It might seem odd, but for many people the idea of going out on a “date” brings up a lot of tension, anxiety and caution. This is especially true if you’ve had a bad relationship, or dating experience in your recent past. If you’re still inclined to avoid dating because of a bad experience, make sure you check out my article about preventing the experiences of the past from interfering with today.
In our society, it seems that there’s so much pressure on people around dating which gets in the way of the dating process. For some people, being single and not dating means that they’re “not good enough”, or not attractive enough, or not nice enough, or (worse still) “not worthy”… It all makes me cringe a little. How much pressure do you think thoughts like that put on us when we’re in the process of meeting new people? I believe lots…
Take a moment now to ask yourself what “dating” really means to you… Really think about it for a moment… And then keep reading...
Now if the primary ideas that came to mind when you thought about “what dating means to you” weren’t about “having fun” or “getting to know someone”, then maybe you’re putting pressure on yourself about dating too?
Many people have a whole list of things that they think dating means. Some of these are:
- Pretending to be happy about everything
- Smiling all the time
- Packaging themselves up so that they’re almost perfect
- Only showing the nice side of themselves
- Not being too intense, or too light hearted, or too opinionated
- Having a perfect and interesting conversation
- Hiding parts of them self that they believe are not as acceptable to other people
If you think about it, there’s a lot of pressure around each of those thoughts.
And let’s be honest.. While you’re on a date with someone new, if you’re putting your energy and thoughts into doing the things listed above (smiling lots, saying “the right thing”, and having the right conversation which is not too political or opinionated) then you’re probably thinking much too much about you and what you’re doing, and not really focusing enough on the potentially great person who is sitting opposite you.
Remember, people who get labelled great conversationalists aren’t typically people who talk a lot about themselves (although they might be able to). They’re more often people who appear genuinely interested and curious about others… I like to think of it as having: “Two ears and one mouth”, which means choosing to do twice as much listening as talking.
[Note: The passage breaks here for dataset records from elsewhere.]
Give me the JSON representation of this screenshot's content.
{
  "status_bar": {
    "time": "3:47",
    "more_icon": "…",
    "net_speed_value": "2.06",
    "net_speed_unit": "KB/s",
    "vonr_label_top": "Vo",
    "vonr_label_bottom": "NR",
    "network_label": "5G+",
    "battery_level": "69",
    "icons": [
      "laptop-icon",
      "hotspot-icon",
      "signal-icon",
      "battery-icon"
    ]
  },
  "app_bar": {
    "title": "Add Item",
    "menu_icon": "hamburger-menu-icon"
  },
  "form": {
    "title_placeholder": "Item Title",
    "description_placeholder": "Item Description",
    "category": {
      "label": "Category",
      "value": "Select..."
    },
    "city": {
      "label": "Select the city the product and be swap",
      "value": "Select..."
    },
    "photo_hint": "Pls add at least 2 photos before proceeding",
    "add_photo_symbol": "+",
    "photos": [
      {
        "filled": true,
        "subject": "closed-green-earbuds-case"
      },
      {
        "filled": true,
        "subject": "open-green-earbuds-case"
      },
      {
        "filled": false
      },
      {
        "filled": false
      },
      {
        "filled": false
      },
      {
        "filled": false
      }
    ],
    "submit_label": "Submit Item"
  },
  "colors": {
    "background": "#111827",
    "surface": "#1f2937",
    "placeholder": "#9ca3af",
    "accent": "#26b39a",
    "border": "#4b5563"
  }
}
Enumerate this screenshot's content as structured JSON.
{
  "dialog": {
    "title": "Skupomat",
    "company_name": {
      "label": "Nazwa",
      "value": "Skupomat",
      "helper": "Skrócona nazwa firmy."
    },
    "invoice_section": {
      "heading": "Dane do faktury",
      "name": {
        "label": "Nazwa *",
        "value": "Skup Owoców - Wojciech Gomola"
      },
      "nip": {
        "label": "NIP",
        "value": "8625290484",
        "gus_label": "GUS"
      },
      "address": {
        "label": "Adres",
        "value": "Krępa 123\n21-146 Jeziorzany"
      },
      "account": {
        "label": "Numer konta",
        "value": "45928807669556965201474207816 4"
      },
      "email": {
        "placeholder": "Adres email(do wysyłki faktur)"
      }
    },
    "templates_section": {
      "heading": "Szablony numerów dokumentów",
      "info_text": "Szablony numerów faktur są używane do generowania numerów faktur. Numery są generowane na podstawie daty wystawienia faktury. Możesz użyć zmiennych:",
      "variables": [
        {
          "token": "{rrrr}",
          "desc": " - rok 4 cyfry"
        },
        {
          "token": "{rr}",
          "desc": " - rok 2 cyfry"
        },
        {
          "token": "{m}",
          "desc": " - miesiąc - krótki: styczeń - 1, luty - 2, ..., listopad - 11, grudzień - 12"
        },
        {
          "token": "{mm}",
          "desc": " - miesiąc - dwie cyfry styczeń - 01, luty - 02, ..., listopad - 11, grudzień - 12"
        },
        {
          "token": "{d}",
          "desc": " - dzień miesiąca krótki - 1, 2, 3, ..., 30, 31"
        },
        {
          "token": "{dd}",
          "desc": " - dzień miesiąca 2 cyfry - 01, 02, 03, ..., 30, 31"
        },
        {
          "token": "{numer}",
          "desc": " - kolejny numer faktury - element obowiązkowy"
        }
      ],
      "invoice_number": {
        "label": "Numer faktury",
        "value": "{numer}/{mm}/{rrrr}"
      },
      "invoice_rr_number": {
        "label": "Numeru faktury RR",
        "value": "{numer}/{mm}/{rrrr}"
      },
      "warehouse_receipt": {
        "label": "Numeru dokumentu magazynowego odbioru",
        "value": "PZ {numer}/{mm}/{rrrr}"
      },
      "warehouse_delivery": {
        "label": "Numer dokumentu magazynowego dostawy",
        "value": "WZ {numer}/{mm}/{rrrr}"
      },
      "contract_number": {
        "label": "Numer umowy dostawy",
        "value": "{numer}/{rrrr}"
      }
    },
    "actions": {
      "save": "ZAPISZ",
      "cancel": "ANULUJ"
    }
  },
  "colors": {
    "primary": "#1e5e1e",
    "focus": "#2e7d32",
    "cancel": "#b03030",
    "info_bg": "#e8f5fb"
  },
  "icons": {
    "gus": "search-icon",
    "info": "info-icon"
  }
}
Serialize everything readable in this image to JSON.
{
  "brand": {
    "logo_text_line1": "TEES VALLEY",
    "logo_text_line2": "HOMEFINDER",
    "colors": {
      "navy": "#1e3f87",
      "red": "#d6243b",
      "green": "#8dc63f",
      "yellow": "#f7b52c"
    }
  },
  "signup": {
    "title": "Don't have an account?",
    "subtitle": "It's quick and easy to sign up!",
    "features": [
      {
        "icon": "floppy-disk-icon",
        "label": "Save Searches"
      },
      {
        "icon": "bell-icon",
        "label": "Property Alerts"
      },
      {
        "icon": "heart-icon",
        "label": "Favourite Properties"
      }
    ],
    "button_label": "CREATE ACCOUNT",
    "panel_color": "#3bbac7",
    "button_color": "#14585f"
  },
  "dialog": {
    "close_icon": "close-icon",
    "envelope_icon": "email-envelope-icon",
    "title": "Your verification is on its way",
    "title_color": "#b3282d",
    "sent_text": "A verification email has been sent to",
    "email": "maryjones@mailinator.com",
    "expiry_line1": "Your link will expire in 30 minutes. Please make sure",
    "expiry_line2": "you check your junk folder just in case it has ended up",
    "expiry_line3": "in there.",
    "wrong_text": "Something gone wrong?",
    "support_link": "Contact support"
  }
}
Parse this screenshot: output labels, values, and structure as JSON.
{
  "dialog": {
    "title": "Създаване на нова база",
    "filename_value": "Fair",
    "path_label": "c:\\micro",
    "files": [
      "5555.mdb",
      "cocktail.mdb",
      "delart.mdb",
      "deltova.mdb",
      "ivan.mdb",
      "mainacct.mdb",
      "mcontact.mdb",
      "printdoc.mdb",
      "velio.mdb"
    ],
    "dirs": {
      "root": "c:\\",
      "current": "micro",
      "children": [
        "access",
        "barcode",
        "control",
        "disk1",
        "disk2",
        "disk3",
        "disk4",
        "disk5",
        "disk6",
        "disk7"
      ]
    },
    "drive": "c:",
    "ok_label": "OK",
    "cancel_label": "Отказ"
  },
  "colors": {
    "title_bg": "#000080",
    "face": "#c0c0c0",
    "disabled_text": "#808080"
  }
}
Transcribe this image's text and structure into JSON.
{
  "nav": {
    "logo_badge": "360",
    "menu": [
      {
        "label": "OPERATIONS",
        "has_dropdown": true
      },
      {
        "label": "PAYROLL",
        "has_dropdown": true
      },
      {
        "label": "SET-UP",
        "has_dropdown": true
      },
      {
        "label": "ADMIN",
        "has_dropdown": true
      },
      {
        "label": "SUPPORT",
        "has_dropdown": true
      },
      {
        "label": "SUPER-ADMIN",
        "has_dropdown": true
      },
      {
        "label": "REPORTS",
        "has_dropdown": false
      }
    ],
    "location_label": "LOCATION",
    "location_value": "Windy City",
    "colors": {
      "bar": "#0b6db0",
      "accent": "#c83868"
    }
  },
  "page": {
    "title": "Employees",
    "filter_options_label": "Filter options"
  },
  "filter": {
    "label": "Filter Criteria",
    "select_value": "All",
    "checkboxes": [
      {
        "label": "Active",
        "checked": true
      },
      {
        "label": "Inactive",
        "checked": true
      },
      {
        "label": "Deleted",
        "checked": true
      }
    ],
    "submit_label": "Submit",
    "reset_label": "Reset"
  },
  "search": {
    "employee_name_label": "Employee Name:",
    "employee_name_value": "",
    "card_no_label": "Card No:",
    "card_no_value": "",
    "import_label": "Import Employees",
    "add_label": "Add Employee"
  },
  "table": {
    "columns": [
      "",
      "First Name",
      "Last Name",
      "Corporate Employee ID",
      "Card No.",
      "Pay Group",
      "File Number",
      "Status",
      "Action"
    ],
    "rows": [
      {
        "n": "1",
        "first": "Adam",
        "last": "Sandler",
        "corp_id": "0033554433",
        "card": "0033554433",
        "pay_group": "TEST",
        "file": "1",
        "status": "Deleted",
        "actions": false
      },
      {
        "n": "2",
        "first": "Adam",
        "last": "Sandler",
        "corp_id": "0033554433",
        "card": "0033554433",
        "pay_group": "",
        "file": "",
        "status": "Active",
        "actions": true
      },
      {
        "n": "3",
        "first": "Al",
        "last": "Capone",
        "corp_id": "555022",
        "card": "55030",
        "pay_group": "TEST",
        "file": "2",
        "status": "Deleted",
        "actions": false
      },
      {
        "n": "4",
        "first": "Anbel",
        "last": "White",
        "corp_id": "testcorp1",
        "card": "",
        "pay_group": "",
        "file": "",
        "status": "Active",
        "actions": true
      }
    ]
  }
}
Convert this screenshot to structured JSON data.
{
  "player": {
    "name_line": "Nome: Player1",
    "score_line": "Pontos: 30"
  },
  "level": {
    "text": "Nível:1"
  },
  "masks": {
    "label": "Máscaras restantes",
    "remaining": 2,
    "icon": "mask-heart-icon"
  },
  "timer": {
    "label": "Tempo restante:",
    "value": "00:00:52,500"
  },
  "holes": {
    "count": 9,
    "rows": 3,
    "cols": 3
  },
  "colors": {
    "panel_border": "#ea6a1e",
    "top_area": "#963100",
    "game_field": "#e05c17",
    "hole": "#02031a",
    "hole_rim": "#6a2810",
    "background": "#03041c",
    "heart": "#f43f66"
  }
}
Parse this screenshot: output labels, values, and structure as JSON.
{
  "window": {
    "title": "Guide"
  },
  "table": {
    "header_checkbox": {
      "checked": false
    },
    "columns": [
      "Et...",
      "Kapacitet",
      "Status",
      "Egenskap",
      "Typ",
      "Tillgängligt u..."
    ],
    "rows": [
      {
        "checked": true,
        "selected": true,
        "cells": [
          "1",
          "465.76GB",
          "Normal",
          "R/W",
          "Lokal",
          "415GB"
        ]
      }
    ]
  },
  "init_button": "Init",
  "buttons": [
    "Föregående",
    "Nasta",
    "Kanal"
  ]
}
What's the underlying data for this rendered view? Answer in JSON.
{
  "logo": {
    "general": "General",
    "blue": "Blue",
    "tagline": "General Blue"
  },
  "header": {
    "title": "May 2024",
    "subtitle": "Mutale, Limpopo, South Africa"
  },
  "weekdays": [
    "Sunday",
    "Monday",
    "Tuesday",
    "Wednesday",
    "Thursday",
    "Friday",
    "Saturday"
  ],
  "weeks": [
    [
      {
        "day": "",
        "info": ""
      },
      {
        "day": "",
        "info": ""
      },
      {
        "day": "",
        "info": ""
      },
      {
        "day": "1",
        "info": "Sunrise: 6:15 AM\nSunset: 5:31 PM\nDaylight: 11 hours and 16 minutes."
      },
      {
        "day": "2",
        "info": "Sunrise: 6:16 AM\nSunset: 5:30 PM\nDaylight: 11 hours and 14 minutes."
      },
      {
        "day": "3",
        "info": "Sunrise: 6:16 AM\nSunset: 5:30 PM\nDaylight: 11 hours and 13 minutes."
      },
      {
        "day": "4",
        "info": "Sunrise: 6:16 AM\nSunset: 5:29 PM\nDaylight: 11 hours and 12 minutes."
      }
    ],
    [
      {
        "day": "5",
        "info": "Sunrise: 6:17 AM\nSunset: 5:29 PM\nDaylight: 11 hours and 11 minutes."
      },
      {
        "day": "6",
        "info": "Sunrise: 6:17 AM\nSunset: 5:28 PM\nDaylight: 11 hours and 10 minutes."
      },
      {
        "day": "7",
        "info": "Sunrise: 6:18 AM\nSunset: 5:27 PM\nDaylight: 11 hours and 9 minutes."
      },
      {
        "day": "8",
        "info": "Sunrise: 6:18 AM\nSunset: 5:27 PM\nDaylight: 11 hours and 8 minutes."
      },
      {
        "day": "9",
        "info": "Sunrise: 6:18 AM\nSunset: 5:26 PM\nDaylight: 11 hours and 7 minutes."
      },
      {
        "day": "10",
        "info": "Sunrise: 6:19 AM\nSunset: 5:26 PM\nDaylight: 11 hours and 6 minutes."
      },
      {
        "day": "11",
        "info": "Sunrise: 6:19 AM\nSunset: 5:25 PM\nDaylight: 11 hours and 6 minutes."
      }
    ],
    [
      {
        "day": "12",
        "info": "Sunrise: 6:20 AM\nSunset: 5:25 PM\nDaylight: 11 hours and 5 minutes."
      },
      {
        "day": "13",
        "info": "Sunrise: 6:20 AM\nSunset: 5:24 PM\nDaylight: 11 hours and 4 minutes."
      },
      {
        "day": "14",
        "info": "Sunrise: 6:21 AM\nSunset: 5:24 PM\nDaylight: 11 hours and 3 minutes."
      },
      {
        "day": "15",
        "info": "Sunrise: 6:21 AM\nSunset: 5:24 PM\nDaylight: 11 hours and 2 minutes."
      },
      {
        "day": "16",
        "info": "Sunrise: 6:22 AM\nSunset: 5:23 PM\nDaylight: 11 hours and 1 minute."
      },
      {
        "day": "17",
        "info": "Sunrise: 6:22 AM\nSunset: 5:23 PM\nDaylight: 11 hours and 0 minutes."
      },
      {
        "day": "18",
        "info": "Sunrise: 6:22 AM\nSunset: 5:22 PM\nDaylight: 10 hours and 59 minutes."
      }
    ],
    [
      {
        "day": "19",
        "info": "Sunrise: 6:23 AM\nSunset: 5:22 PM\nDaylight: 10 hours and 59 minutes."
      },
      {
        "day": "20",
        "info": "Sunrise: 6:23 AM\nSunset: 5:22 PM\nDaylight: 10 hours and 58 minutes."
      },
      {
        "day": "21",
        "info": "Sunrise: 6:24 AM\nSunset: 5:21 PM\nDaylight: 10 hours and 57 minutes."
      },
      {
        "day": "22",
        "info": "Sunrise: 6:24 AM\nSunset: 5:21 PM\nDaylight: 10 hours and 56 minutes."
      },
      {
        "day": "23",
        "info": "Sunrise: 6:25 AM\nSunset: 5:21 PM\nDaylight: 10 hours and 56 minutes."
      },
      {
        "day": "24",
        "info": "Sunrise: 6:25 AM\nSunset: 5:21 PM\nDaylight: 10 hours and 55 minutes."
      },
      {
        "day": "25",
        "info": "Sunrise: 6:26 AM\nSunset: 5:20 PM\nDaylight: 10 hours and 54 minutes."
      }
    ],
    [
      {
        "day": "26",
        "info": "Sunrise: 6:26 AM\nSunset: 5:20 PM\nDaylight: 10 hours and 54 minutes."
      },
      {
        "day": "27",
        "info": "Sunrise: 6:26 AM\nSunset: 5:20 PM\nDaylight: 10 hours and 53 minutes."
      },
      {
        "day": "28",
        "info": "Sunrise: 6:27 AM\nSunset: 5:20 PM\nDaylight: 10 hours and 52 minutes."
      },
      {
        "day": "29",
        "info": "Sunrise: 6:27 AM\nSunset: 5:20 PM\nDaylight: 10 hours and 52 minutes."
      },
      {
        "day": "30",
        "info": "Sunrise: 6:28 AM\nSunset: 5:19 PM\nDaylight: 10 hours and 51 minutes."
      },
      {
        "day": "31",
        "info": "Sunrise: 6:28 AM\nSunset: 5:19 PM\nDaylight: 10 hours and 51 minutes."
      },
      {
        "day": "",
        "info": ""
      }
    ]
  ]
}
And, I’m definitely not saying play “20 (or 50) questions” and just ask and ask and ask, because this can be just as annoying… What I am saying is make a conscious effort to not focus on what you’re doing, but to focus on the moment and let yourself be curious about the other person in a genuine way.
Now you might be thinking “but what if my new date is really quiet or doesn’t talk much?”. And yes, I know this happens… So, in that case you might do a little less listening and a “little” more talking that I’ve said above. But don’t just take over the conversation to make it easy for them, because you may be surprised at what you might learn if you ask a quiet person good questions. Many quiet people are actually very interesting and have a lot to share when they believe others are interested in hearing from them.
So, to make it easier, how about next time you think about dating, you take the word “dating” out of the equation and just call it:
“Really enjoying a series of moments of getting to know this person”
If, while you’re on the date, you notice yourself thinking about “how you should be behaving” or “smiling” or “talking”, just bring your attention back to your date and get curious about their life. Connect with them in that moment rather than spend your time in your head “doing the right thing”.